The Scottsdale, Ariz.-based builder saw net sales orders rise to 1,635, which is an 18% jump for 2014’s third quarter. Closings rose 28% to 1,700 and the community county climbed comparably—29% when compared to last year—to 276 average communities. Adjusted for capitalized interest, home closings gross margin was 21.2%.

Still, though, J.P. Morgan’s Michael Rehaut expects a slightly negative reaction to the results, as the company adjusted its business outlook for the 2015 year, and posted 3Q EPS of $0.37—in-line with Rehaut’s estimate and slightly below the Street’s of $0.40.

The company modestly lowered its 2015 guidance, Rehaut notes, as it now expects average community count of 255-265 versus 260-270 previously, closings of 6,300-6,500 versus 6,600-6,800 previously, adjusted gross margins in the low to mid-21% range versus just under 22% previously and SG&A of about 10% versus under 10% previously.

The reason for the outlook adjustment, Rehaut says, could be because of labor constraints. “While 2015 closings guidance was lowered, likely driven by these same labor issues,” he says, “we view 3Q’s solid performance as a positive and note that 3Q closings were within TMHC’s guidance range.”

Taylor Morrison recently acquired three business units from Orleans Homes, which, Taylor Morrison's President and CEO Sheryl Palmer says helped the company mightily. "We entered the third quarter with significant momentum—specifically following the acquisition of our three new divisions—and I'm proud that we were able to continue to perform remarkably well by closing the quarter having met or exceeded our guidance in every metric," says Palmer in a press release.

The builder posted $796 million in the quarter and Palmer likes where her company stands moving forward.

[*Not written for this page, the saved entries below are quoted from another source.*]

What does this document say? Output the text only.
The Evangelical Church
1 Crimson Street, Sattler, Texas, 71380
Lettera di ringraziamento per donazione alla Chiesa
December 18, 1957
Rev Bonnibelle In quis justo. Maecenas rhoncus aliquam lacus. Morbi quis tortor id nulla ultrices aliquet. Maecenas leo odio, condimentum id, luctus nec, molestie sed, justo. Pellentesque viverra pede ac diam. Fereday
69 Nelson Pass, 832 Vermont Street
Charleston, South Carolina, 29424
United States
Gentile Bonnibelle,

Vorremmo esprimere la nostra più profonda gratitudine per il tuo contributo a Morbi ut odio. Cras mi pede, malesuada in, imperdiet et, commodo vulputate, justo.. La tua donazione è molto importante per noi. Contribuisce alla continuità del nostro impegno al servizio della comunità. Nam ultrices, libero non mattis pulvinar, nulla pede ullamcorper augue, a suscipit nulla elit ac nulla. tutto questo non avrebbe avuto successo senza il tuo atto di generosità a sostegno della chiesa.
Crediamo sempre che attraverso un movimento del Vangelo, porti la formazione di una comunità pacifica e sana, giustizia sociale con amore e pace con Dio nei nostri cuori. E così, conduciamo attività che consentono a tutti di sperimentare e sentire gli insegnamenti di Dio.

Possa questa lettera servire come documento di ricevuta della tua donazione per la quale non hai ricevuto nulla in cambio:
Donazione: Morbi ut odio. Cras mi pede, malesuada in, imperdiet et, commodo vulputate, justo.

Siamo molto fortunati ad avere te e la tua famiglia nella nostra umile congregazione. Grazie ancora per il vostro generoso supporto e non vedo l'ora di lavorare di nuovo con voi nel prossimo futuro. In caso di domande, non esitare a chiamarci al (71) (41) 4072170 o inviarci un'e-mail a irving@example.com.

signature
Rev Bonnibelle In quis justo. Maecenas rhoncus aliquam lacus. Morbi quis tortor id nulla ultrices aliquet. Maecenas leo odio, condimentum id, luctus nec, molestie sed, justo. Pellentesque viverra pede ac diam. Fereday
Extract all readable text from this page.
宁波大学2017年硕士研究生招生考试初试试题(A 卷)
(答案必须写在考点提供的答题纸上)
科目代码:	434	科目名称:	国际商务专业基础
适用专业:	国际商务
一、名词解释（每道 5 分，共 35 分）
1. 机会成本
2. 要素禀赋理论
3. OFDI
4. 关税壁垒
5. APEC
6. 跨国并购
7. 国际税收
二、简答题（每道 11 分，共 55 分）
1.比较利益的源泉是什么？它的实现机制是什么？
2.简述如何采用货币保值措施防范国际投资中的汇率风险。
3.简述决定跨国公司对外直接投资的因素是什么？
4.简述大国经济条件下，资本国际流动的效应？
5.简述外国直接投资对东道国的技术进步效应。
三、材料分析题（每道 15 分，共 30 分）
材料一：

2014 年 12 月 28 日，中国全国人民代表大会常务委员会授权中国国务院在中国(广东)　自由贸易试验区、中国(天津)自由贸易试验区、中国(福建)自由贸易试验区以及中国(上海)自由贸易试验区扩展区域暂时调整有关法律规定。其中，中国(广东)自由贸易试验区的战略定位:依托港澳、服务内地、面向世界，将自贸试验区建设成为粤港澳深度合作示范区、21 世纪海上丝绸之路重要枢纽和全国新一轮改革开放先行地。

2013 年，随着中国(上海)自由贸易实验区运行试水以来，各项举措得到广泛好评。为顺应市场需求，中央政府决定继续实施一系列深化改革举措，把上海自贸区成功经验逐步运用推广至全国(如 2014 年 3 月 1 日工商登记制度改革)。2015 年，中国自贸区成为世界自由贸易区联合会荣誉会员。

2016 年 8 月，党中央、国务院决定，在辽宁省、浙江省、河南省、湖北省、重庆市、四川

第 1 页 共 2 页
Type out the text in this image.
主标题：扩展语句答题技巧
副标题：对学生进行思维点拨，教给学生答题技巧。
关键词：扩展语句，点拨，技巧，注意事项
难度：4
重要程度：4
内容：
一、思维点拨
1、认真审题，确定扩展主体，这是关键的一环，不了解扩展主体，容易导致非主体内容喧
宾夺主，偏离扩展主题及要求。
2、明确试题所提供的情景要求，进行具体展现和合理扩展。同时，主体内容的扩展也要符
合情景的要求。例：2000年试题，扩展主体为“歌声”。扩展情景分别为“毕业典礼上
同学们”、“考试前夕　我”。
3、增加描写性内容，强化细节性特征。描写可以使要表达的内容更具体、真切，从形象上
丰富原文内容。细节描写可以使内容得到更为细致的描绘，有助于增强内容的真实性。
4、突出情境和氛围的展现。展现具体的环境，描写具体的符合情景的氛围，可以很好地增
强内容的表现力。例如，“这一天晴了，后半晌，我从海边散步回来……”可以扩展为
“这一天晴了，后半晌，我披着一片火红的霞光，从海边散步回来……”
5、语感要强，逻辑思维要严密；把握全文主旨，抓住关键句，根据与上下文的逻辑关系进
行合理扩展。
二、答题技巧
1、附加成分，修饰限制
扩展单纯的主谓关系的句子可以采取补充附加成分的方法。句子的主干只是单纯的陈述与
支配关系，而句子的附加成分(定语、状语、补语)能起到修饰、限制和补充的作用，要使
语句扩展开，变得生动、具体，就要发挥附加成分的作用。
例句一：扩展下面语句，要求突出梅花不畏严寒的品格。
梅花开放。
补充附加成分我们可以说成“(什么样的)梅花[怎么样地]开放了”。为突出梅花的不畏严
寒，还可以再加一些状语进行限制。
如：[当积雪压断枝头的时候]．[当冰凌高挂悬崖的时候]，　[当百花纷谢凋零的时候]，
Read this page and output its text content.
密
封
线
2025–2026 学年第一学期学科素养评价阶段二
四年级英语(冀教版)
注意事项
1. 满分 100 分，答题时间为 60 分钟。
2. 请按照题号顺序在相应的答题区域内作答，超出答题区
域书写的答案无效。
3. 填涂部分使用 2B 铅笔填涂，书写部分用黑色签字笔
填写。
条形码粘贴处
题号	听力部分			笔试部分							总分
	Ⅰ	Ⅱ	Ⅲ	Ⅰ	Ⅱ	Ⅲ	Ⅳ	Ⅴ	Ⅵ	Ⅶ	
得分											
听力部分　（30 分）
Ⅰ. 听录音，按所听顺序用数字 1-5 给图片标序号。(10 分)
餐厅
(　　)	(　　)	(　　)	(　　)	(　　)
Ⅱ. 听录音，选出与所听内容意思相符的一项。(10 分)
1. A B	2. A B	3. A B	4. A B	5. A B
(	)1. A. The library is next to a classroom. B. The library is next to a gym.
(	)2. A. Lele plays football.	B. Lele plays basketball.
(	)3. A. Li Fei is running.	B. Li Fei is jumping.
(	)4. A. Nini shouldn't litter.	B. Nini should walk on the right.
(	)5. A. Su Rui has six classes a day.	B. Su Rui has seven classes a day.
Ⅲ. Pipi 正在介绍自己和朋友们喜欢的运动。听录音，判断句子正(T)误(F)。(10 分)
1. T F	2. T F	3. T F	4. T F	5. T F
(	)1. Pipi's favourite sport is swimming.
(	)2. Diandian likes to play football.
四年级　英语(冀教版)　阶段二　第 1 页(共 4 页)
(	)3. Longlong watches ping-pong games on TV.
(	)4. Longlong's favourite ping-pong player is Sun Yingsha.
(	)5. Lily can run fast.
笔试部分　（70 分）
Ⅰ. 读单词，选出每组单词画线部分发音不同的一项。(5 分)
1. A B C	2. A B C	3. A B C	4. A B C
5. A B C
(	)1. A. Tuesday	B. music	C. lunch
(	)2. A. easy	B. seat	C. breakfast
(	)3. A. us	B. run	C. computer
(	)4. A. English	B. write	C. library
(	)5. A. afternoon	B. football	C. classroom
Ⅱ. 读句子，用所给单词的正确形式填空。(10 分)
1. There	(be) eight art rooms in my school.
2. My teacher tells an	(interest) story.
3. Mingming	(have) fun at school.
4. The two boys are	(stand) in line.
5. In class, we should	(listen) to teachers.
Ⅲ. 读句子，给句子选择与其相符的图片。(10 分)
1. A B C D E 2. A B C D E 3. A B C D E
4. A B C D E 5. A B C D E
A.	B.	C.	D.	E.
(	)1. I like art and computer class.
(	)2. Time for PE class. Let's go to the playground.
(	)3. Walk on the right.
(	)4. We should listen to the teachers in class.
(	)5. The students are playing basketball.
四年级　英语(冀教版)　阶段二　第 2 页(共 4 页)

"I'm encouraged by the long-term market fundamentals, which continue to support a positive and sustained trajectory in our industry,” she adds. “Although conditions may vary market-by-market and quarter-by-quarter on both a micro and macroeconomic level, we believe that these issues are manageable, that concerns over labor constraints will subside over time, and that the strength of the underlying market fundamentals will emerge as we look to the end of the year and into 2016."